Katherine Schaefer Headshot

Katherine Schaefer, PhD

  • Professor
  • Writing in the Majors Coordinator

PhD, Carnegie-Mellon University

G-121F Rush Rhees Library
(585) 276-5685
katherine.schaefer@rochester.edu

Office Hours: By appointment

Curriculum Vitae


Biography

How does a biologist become a Writing-in-the-Disciplines (WID) specialist?

After eight years as an RNA biochemist and thirteen as an immunologist, I started to become very interested in how scientists use writing. Writing is in many ways a scientist’s "bread-and-butter": written communication allows us to develop research questions, obtain the funding to investigate those questions, and then convince the larger scientific community to accept our interpretation of the results. However, although I could do these things, I had never thought consciously about how I had learned, or what framework underlay my writing choices. And I didn’t have any sense of how I might teach others, other than how I learned: by trial-and-error.

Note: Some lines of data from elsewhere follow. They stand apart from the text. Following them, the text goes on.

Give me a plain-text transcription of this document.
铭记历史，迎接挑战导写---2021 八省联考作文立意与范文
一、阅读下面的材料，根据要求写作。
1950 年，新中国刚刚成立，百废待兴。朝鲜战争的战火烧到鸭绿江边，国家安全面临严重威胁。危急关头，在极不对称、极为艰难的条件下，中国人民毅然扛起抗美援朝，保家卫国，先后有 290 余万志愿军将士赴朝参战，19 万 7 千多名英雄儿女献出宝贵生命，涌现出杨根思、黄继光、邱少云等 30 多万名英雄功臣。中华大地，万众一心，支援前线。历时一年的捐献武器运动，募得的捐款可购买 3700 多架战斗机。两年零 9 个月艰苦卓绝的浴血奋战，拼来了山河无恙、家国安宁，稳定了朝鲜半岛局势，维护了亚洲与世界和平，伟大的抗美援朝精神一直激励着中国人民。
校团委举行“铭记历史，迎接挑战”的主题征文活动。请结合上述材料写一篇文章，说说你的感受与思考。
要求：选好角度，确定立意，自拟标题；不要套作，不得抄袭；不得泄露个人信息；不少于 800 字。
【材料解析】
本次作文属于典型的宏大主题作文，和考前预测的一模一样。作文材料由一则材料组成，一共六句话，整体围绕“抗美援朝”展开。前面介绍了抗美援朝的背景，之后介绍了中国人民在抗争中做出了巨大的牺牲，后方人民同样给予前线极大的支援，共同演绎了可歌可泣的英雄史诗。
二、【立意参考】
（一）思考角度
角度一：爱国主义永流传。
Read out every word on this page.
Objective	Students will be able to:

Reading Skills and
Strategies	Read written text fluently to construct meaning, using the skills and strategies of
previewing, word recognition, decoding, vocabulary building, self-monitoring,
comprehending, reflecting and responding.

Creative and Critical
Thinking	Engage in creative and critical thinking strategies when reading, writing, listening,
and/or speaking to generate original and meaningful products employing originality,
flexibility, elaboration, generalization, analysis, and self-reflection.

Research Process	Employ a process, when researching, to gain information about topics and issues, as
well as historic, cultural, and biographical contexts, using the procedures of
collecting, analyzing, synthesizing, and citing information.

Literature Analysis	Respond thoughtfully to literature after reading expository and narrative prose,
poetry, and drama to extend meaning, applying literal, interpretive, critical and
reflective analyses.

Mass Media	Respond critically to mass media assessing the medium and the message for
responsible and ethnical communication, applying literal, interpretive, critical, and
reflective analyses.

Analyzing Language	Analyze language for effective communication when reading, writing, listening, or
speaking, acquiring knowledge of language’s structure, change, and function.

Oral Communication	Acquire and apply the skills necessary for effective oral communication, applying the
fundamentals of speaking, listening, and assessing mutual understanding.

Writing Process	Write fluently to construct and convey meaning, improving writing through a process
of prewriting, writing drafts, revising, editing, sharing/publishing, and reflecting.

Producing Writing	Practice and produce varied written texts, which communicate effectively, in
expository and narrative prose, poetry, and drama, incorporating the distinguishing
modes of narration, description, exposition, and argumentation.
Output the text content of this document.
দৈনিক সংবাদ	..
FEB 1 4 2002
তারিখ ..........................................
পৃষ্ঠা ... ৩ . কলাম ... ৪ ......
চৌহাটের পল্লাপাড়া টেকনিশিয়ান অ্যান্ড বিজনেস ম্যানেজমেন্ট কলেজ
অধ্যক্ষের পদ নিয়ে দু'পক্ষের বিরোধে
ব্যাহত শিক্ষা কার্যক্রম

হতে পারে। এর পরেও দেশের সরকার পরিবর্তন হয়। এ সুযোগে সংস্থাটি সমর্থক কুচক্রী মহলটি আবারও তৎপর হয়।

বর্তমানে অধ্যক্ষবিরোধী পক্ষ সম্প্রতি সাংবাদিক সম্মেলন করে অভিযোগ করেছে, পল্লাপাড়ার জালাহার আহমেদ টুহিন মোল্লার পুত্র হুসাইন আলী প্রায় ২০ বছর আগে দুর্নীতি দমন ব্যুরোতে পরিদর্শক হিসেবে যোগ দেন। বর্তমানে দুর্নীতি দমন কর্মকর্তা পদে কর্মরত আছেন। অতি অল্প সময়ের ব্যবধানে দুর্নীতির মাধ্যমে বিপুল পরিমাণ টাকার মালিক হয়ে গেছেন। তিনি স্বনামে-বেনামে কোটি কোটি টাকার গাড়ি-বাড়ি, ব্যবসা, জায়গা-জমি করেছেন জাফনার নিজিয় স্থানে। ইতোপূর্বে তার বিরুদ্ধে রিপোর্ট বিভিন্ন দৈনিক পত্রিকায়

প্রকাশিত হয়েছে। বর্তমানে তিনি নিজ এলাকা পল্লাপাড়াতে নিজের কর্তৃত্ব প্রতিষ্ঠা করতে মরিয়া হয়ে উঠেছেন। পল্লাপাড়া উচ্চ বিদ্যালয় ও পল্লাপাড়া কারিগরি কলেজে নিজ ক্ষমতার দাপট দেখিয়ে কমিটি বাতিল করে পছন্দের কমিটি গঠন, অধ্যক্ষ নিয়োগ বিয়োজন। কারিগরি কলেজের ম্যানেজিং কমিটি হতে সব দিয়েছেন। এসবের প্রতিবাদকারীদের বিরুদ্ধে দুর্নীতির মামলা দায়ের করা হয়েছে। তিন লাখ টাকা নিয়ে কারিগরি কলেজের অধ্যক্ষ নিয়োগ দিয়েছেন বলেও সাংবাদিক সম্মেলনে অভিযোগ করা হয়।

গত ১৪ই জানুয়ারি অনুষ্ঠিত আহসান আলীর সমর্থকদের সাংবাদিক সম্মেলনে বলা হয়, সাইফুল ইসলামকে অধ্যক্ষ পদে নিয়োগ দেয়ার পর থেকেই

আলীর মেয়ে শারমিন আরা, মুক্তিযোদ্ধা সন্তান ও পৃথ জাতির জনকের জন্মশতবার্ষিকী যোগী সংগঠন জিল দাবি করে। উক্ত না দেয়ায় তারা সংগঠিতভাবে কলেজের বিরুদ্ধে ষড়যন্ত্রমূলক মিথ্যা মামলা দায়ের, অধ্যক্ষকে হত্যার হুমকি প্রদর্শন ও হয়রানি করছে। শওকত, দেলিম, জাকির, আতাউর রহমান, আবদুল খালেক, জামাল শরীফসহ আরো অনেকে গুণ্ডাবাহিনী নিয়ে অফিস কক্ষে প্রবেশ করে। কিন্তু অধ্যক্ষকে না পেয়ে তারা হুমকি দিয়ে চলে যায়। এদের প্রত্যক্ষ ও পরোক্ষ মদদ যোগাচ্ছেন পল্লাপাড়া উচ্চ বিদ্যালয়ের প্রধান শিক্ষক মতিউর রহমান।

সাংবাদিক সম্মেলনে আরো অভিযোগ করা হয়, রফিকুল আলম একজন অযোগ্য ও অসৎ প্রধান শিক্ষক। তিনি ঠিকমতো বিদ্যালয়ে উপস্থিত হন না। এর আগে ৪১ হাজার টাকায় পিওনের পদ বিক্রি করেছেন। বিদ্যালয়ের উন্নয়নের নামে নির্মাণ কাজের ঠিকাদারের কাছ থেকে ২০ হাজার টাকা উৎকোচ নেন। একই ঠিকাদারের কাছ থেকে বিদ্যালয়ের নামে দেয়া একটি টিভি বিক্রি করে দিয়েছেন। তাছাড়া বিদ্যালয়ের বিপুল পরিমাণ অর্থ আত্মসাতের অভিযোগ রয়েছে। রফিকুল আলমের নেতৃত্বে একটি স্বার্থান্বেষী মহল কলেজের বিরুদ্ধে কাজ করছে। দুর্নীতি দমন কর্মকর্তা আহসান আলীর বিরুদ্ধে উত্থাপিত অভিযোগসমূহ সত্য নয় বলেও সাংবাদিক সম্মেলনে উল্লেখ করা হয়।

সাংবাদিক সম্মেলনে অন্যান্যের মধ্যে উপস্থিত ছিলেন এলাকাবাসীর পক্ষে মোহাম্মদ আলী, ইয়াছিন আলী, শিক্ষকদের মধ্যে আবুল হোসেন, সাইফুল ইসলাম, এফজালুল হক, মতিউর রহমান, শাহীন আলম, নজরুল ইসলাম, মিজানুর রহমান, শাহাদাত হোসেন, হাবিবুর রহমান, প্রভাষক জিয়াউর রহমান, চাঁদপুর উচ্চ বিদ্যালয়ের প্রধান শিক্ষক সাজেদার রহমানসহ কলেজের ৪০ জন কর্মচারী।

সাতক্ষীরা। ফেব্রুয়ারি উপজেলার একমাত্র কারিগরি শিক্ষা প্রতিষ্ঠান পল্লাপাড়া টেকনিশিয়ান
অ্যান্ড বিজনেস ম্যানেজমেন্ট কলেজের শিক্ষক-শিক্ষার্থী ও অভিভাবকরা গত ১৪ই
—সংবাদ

These turned out to be very interesting questions, and as a writing instructor and WID specialist, I investigate these questions every day, both in my teaching and my formal research. 

I am particularly interested in these issues: 

  • How do the needs of scientists—to develop their questions, execute their research, and communicate their results—shape their writing choices?
  • How does the rapidly-evolving landscape of science influence the way that scientists promote acceptance of their work?
  • How do different scientific communities adapt the basic structures of science writing (e.g. the research article) to their needs? How and why do an RNA biochemist and an immunologist write distinctly differently? 
  • Most importantly to me, how do developing scientists learn to understand the communicative needs of their discipline and the reasons why experienced scientists make the choices that they do? How can we help emerging scientists to understand writing as a series of choices within a framework that let them best develop and present their work, and not as a set of rigid, abstract rules?